Als Antwort auf: Re: Klimawandel geschrieben von radixdelta am 19. Juni 2012 15:20:27:

Moin Björn,

da bin ich ja mal froh, dass ich etwas an Wissen zurückgeben kann - bei Autos bin ich sicher nicht so flott wie ihr. Du machst in Deinem Text einige falsche Aussagen und triffst (offensichtlich unwissend) einige ethisch höchst fragliche Verallgemeinerungen.
Eingangs: Freilich ist es einfach und auch angenehm, den Klimawandel nicht mehr zu zitieren, ihn zu akzeptieren.

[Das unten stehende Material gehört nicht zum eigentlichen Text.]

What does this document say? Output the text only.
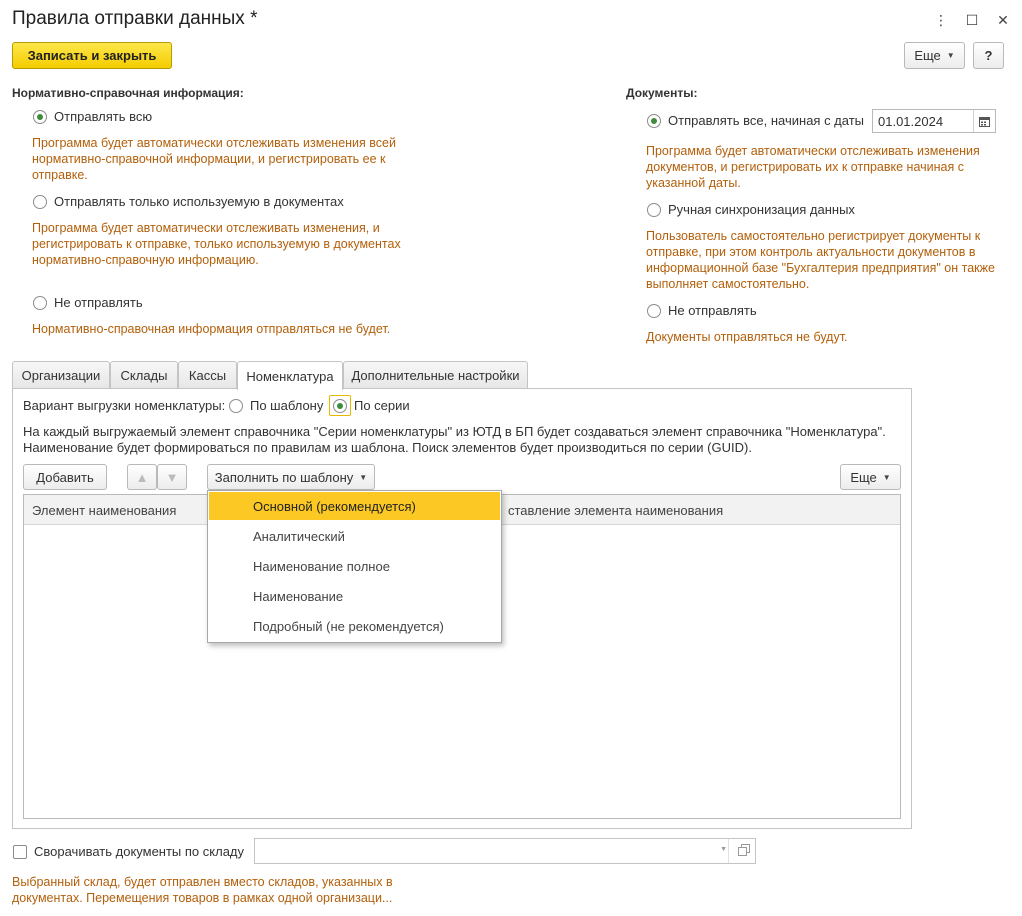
Правила отправки данных *	⋮	☐	✕
Записать и закрыть	Еще ▼	?
Нормативно-справочная информация:
Отправлять всю
Программа будет автоматически отслеживать изменения всей
нормативно-справочной информации, и регистрировать ее к
отправке.
Отправлять только используемую в документах
Программа будет автоматически отслеживать изменения, и
регистрировать к отправке, только используемую в документах
нормативно-справочную информацию.
Не отправлять
Нормативно-справочная информация отправляться не будет.
Документы:
Отправлять все, начиная с даты	01.01.2024
Программа будет автоматически отслеживать изменения
документов, и регистрировать их к отправке начиная с
указанной даты.
Ручная синхронизация данных
Пользователь самостоятельно регистрирует документы к
отправке, при этом контроль актуальности документов в
информационной базе "Бухгалтерия предприятия" он также
выполняет самостоятельно.
Не отправлять
Документы отправляться не будут.
Организации	Склады	Кассы	Номенклатура	Дополнительные настройки
Вариант выгрузки номенклатуры: По шаблону По серии
На каждый выгружаемый элемент справочника "Серии номенклатуры" из ЮТД в БП будет создаваться элемент справочника "Номенклатура".
Наименование будет формироваться по правилам из шаблона. Поиск элементов будет производиться по серии (GUID).
Добавить	▲ ▼	Заполнить по шаблону ▼	Еще ▼
Элемент наименования	ставление элемента наименования
Основной (рекомендуется)
Аналитический
Наименование полное
Наименование
Подробный (не рекомендуется)
Сворачивать документы по складу	▼
Выбранный склад, будет отправлен вместо складов, указанных в
документах. Перемещения товаров в рамках одной организаци...
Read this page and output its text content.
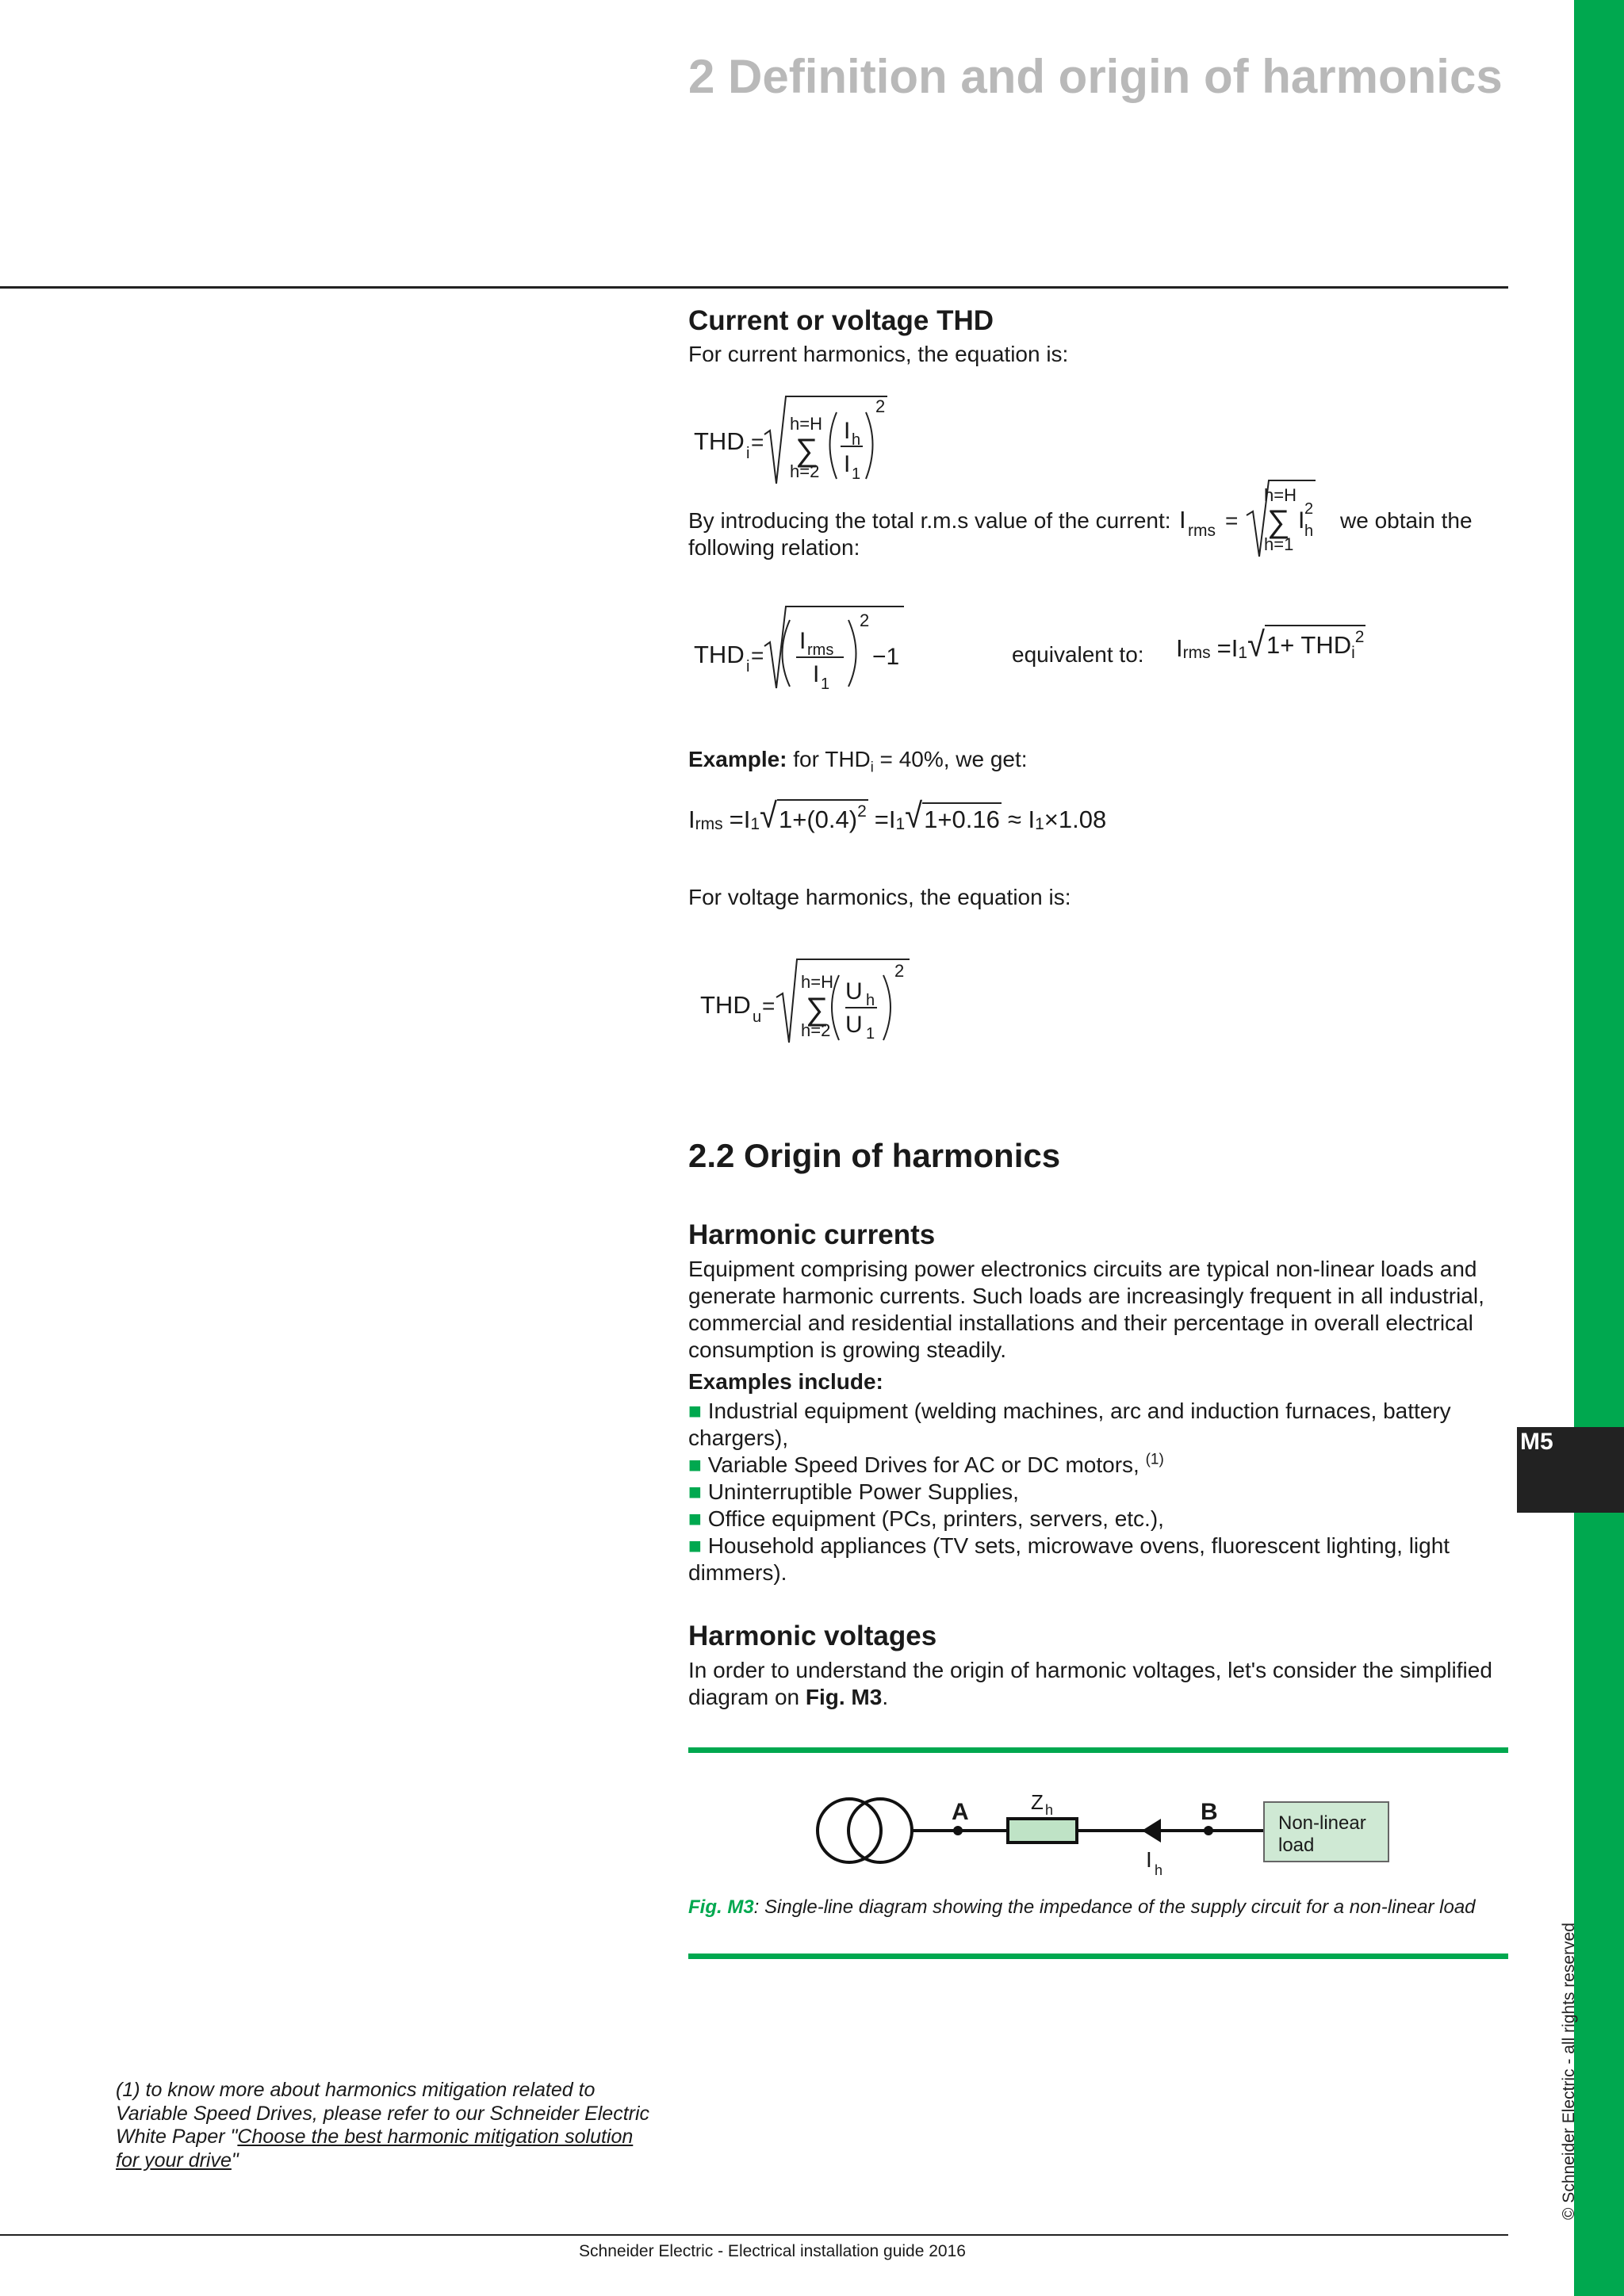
2 Definition and origin of harmonics
M5
© Schneider Electric - all rights reserved
Current or voltage THD
For current harmonics, the equation is:
By introducing the total r.m.s value of the current:	we obtain the
following relation:
equivalent to:
Example: for $THD_i = 40\%$, we get:
I rms =I 1 √ $1+(0.4)^2 =I$ 1 √ 1+0.16 ≈ I 1 ×1.08
I rms =I 1 √ $1+ THD_i^2$
For voltage harmonics, the equation is:
THD i =
h=H
∑
h=2
I h
I 1
2
I rms =
h=H
∑
h=1
I 2
h
THD i =
I rms
I 1
2
−1
THD u =
h=H
∑
h=2
U h
U 1
2
A	B
Z h
I h
Non-linear
load
2.2 Origin of harmonics
Harmonic currents
Equipment comprising power electronics circuits are typical non-linear loads and generate harmonic currents. Such loads are increasingly frequent in all industrial, commercial and residential installations and their percentage in overall electrical consumption is growing steadily.
Examples include:
■ Industrial equipment (welding machines, arc and induction furnaces, battery chargers),
■ Variable Speed Drives for AC or DC motors, $^{(1)}$
■ Uninterruptible Power Supplies,
■ Office equipment (PCs, printers, servers, etc.),
■ Household appliances (TV sets, microwave ovens, fluorescent lighting, light dimmers).
Harmonic voltages
In order to understand the origin of harmonic voltages, let's consider the simplified diagram on Fig. M3.
Fig. M3: Single-line diagram showing the impedance of the supply circuit for a non-linear load
(1) to know more about harmonics mitigation related to Variable Speed Drives, please refer to our Schneider Electric White Paper "Choose the best harmonic mitigation solution for your drive"
Schneider Electric - Electrical installation guide 2016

Es gibt aber gute Gründe dafür, genau das nicht zu tun und sich der Thematik zu stellen.
Zuerst aber mal zu Deiner Idee den Kohlenstoff in Holz zu speichern. Darin sind in der Tat gewisse, aber wesentlich geringere Potentiale als von dir vermutet vorhanden. Diese liegen beispielsweise in der (Holz-)Produktverlängerung. Sicherlich könnte man auch einiges an CO2 durch Wieder(!)aufforstung speichern. Dazu folgendes: Die Waldfläche der Mitteleuropäischen Länder hat in den letzten Jahren sehr stark zugenommen und es wird aus diversen Gründen - meist naturschutzfachlicher Natur - gegen diese Sukzession gearbeitet. Etwa 30% Ds ist Wald. De facto wird der Wald global gesehen gerodet, weil andere Nutzungsformen diesen Ländern mehr versprechen. Du müsstest also in deine "Berechnung" noch die Opportunitätskosten verrechnen. Leider ist es mit dem Aufforsten und der CO2-Speicherung dann immer noch nicht getan. Du müsstest nämlich noch die Albedo (Rückstrahleffekte von Oberflächen, die sehr unterschiedlich sein können) verrechnen, was Du nicht schaffen wirst. Tatsächlich ist die Albedo eines Waldes ungünstig im Vergleich zu anderen Oberflächen! Das musst Du also von der vermeintlichen Speicherwirkung abziehen. Zu all den Schwierigkeiten kommt, dass der Wald nur dann eine Senke ist, wenn er nicht über seinen Zenit kommt. Richtig ist, dass auch Aufforstungsprogramme ein Teil der Lösung unserer Probleme sein können/müssen, aber keinesfalls die alleinige Stellschrauben sein werden können! SO einfach ist das leider nicht. Derzeit sind Wälder durch deren Rodung global gesehen enorme Quellen (1/4 der CO2-Erhöhung und nicht der "größte Teil!"). Die mitteleuropäischen und borealen WÄlder sind hinsichtlich ihrer CO2-Bilanz ausgeglichen und haben keine Speicherpotentiale. Ebenso alle Primärwälder.
Was ich Dir damit sagen will: Solche Modellrechnungen sind höchst komplex. Da solltest Du die Finger von lassen, um nicht auf falsche Schlussfolgerungen zu kommen - man kann mit diesen auch leicht andere "überzeugen". Du kennst das sicher vom Schrauben... Manche Leute kennen sich wirklich aus und ihre Meinung ist viel wert, andere glauben das und reden viel, wissen es aber eigentlich nicht genau. Zugehört wird oft beiden...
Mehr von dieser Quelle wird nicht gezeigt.